Performance Evaluation of HBM2 on an Intel Stratix 10 MX device for HPC Applications

HPC System Architecture



High Level Synthesis (HLS) decreases difficulties in developing FPGA hardware, which enables us to use software languages such as C, C++, and OpenCL for creating FPGA hardware logic. HLS also enables HPC application developers to implement their applications on FPGA systems. However, the memory bandwidth of an FPGA is lower than other accelerators used in the HPC area such as GPU. An FPGA board for HPC with DDR4 memory had only 76.8GB/s memory bandwidth at maximum.
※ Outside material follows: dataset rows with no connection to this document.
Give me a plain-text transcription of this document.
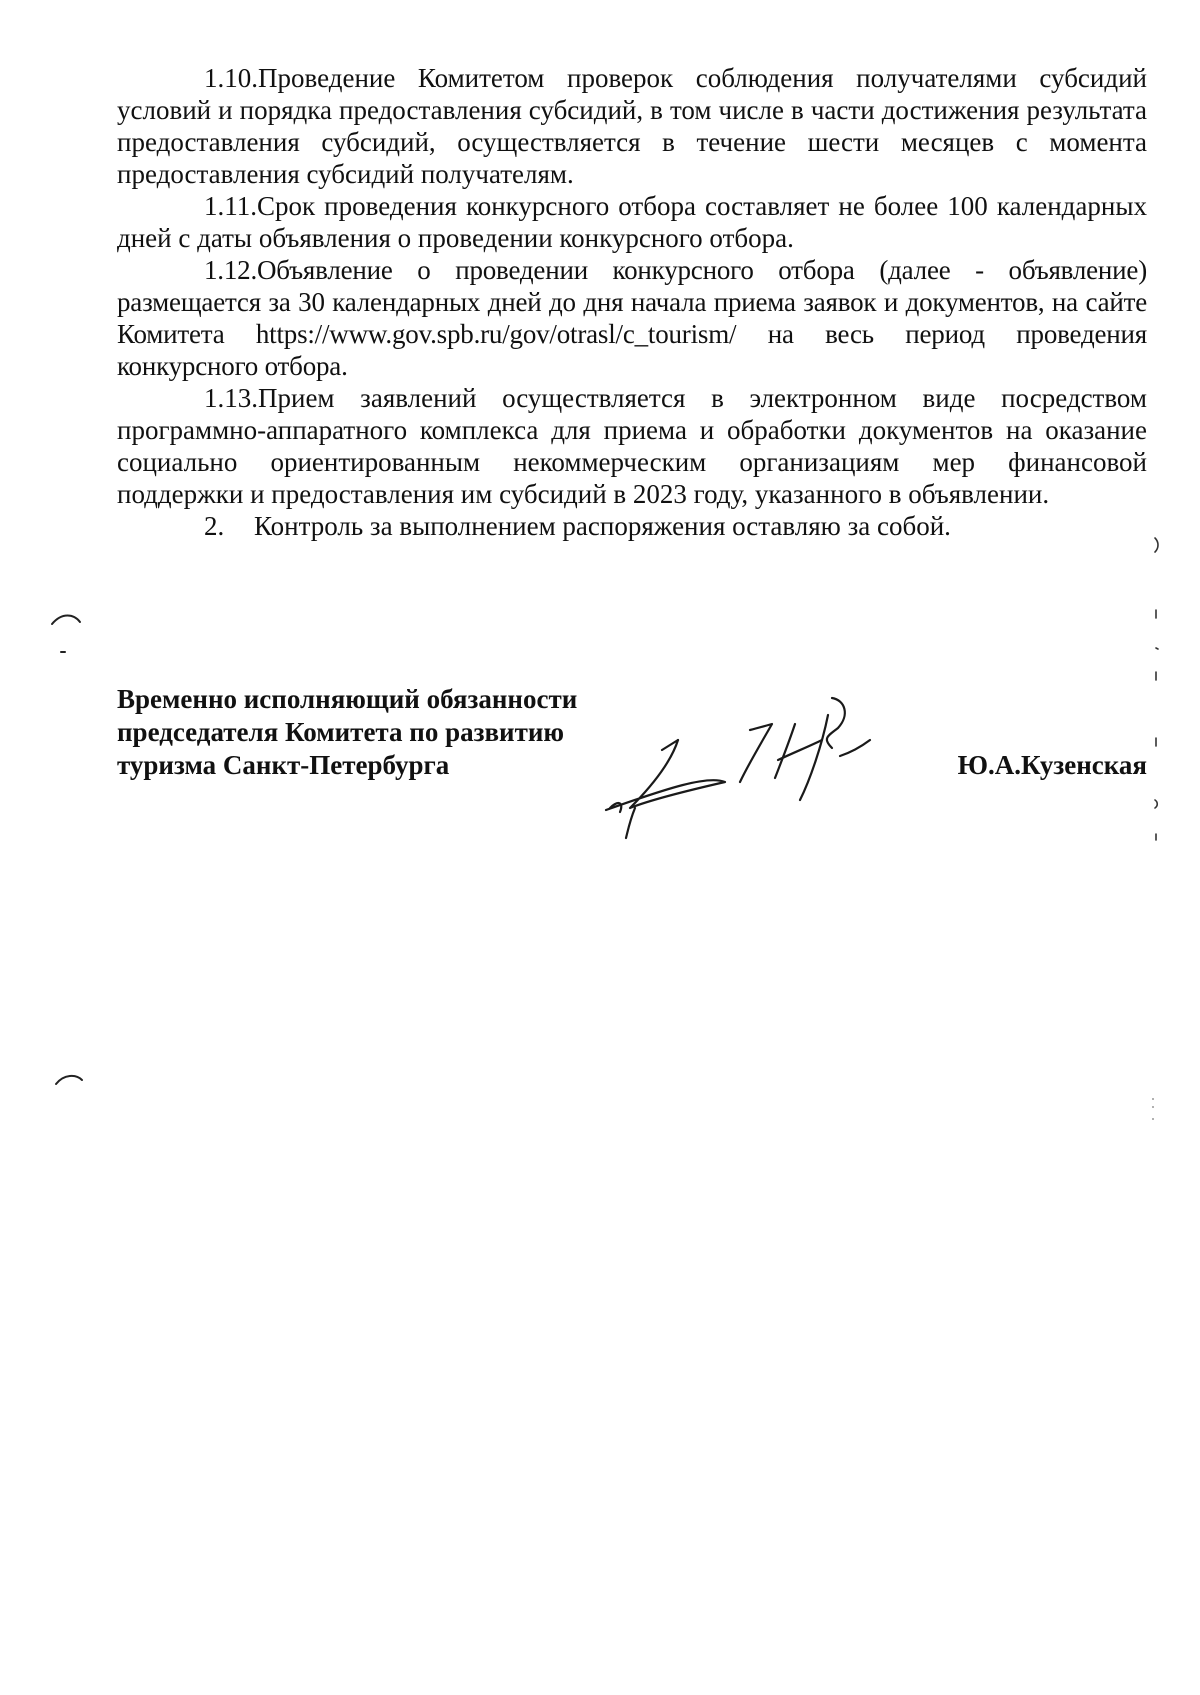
1.10.Проведение Комитетом проверок соблюдения получателями субсидий условий и порядка предоставления субсидий, в том числе в части достижения результата предоставления субсидий, осуществляется в течение шести месяцев с момента предоставления субсидий получателям.

1.11.Срок проведения конкурсного отбора составляет не более 100 календарных дней с даты объявления о проведении конкурсного отбора.

1.12.Объявление о проведении конкурсного отбора (далее - объявление) размещается за 30 календарных дней до дня начала приема заявок и документов, на сайте Комитета https://www.gov.spb.ru/gov/otrasl/c_tourism/ на весь период проведения конкурсного отбора.

1.13.Прием заявлений осуществляется в электронном виде посредством программно-аппаратного комплекса для приема и обработки документов на оказание социально ориентированным некоммерческим организациям мер финансовой поддержки и предоставления им субсидий в 2023 году, указанного в объявлении.

2. Контроль за выполнением распоряжения оставляю за собой.

Временно исполняющий обязанности
председателя Комитета по развитию
туризма Санкт-Петербурга	Ю.А.Кузенская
Recently, an FPGA chip with High bandwidth memory 2 (HBM2) is available with a 3D-stacked memory structure and many channels aggregated to obtain high bandwidth. It has up to 512GB/s of memory bandwidth in the latest Intel Stratix10. Comparing to GPU, it is still around a quarter of GPU but this ratio is much better than before. In this poster, we evaluate the performance of HBM2 in an Intel Stratix 10 MX FPGA. We implement a tester module that supports not only sequential access but also stride access which is widely used in HPC applications. In addition to the performance evaluation, we discuss how to utilize a lot of memory channels from HBM2 and propose our memory subsystem for HBM2 and HPC applications in an FPGA.